Kellermensch – Kellermensch

Kellermensch

Der Bandname kommt von Dostojewski, die Musik von einer minutiösen Studie von so unterschiedlichen Bands wie Arcade Fire, Nine Inch Nails und Joy Division – Kellermensch aus Dänemark landen mit ordentlich Verspätung nun auch hierzulande. Zwei Singles hat das Sextett aus Esbjerg bereits unter das Volk gebracht – einmal strikt limitiert, einmal nur digital. Nun fällt der Vorhang, das Debütalbum „Kellermensch“ steht auch hierzulande – mit leicht veränderte Tracklist im Vergleich zum Dänemark-Release im vergangenen Jahr – in den Läden und lässt Katatonia auf die Deftones zumarschieren mit Kaizers Orchestra im Arm.

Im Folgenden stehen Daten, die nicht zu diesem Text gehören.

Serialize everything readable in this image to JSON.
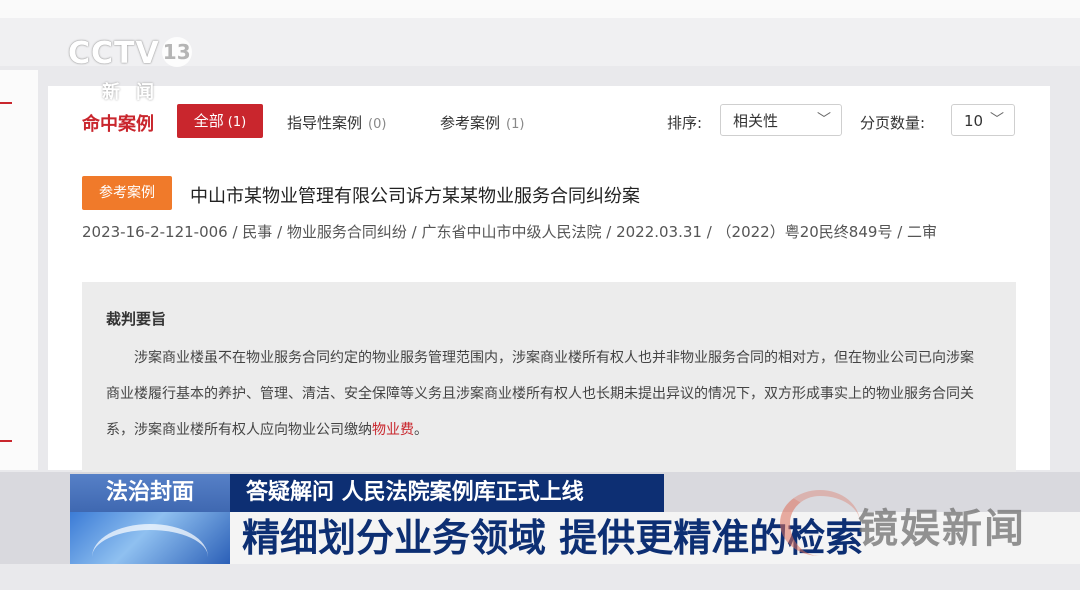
{
  "logo": {
    "brand": "CCTV",
    "channel": "13",
    "sub": "新闻"
  },
  "results": {
    "hits_label": "命中案例",
    "tabs": [
      {
        "label": "全部",
        "count": "(1)"
      },
      {
        "label": "指导性案例",
        "count": "(0)"
      },
      {
        "label": "参考案例",
        "count": "(1)"
      }
    ],
    "sort_label": "排序:",
    "sort_value": "相关性",
    "page_size_label": "分页数量:",
    "page_size_value": "10"
  },
  "case": {
    "badge": "参考案例",
    "title": "中山市某物业管理有限公司诉方某某物业服务合同纠纷案",
    "meta": "2023-16-2-121-006 / 民事 / 物业服务合同纠纷 / 广东省中山市中级人民法院 / 2022.03.31 / （2022）粤20民终849号 / 二审",
    "gist_heading": "裁判要旨",
    "gist_text": "涉案商业楼虽不在物业服务合同约定的物业服务管理范围内，涉案商业楼所有权人也并非物业服务合同的相对方，但在物业公司已向涉案商业楼履行基本的养护、管理、清洁、安全保障等义务且涉案商业楼所有权人也长期未提出异议的情况下，双方形成事实上的物业服务合同关系，涉案商业楼所有权人应向物业公司缴纳",
    "gist_highlight": "物业费",
    "gist_end": "。"
  },
  "broadcast": {
    "program": "法治封面",
    "headline_top": "答疑解问 人民法院案例库正式上线",
    "headline_main": "精细划分业务领域 提供更精准的检索",
    "watermark": "镜娱新闻"
  },
  "colors": {
    "accent_red": "#c9262d",
    "badge_orange": "#f07a2a",
    "banner_navy": "#0d2f73"
  }
}
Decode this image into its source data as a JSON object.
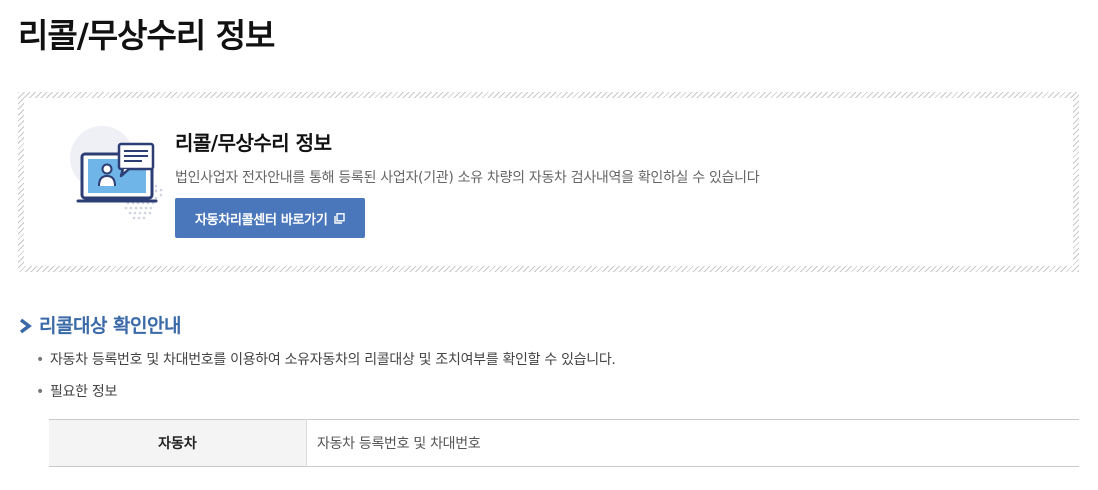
{
  "page": {
    "title": "리콜/무상수리 정보"
  },
  "info_box": {
    "icon": "monitor-with-person-icon",
    "title": "리콜/무상수리 정보",
    "description": "법인사업자 전자안내를 통해 등록된 사업자(기관) 소유 차량의 자동차 검사내역을 확인하실 수 있습니다",
    "button_label": "자동차리콜센터 바로가기",
    "button_icon": "external-window-icon",
    "accent_color": "#4a76bb"
  },
  "section": {
    "icon": "chevron-right-icon",
    "title": "리콜대상 확인안내",
    "title_color": "#3a6aa8",
    "bullets": [
      "자동차 등록번호 및 차대번호를 이용하여 소유자동차의 리콜대상 및 조치여부를 확인할 수 있습니다.",
      "필요한 정보"
    ],
    "table": {
      "rows": [
        {
          "header": "자동차",
          "value": "자동차 등록번호 및 차대번호"
        }
      ]
    }
  }
}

So wild die Vergleiche sind, so perfekt passen sie auch zum Album, im weitesten Sinne metallisierter Alternative Rock. Man muss nur die ersten beiden Tracks – gleichzeitig auch die ersten Auskopplungen – heranziehen für den Wahnsinn, der Kellermensch umspielt. „Moribund Town“ ist ein düsterer Bastard mit Joy Division-Vibes und Isis-Screams, verzweifelter Refrain inklusive. „Army Ants“ hingegen marschiert mit leichten Nine Inch Nails-Untertönen vorwärts, spielt dabei mit Arcade Fire-Phrasierung und einem verstohlenen Pop-Moment im Refrain. Nur eine Tür weiter zeigt „Nothing Left“, wie man Depressionen perfekt vertont und sogar den abgebrühten Düster-Finnen das Blut gefrieren lässt. Geht’s noch?

Was sich wie eine lose Ansammlung von Zitaten quer durch den Gitarren-Gemüsegarten liest, steht in Wahrheit für ein geniales, euphorisch-klaustrophobisches Kunstwerk auf Albumlänge. Offensichtliche Hits wie „30 Silver Coins“ und das semi-balladeske „Narcissus“ teilen sich das Feld mit Selbstgeißelung („All Time Low“) und eingängiger Misanthropie („Dead End“). Zwischendurch wagen Kellermensch sogar den Ausflug gen Rock’n’Roll, wobei „Rattle The Bones“ natürlich bittersüß rifft und dem Zusammenbruch nahe scheint. „Black Dress“ hingegen bezieht seine Melodie aus alten Bond-Soundtracks, die Screams hingegen aus den Untiefen der norwegischen Underground-Szene um Haust und Okkultokrati.

Als Hausband der Depri-Union machen sich Kellermensch verdammt gut. Ihr selbstbetiteltes Debütalbum bringt Dr. Jekyll und Mr. Hyde an einen Tisch, mischt Indie- und Folk-Liebreiz mit Alternative-Ausflügen und knorrig metallischen Wutausbrüchen. Die Kunst an „Kellermensch“ ist das Zusammenspiel der extremen Pole, die eingängige Widerborstigkeit, die Schönheit des Maschendrahtzauns. Gewissermaßen machen die Dänen ihrem Namen alle Ehre und punkten mit einem Sound, der in dieser Form gänzlich unerhört ist. Eben ein kleines Meisterwerk, ein Ausrufezeichen von Newcomern, ein beeindruckendes Debüt, das so klingt, als würden Mitglieder von Arcade Fire, Katatonia, Kaizers Orchestra und den Deftones unter der Regie von Trent Reznor und Robert Smith einen blutigen Gangbang mit abschließendem Rudelkuscheln veranstalten.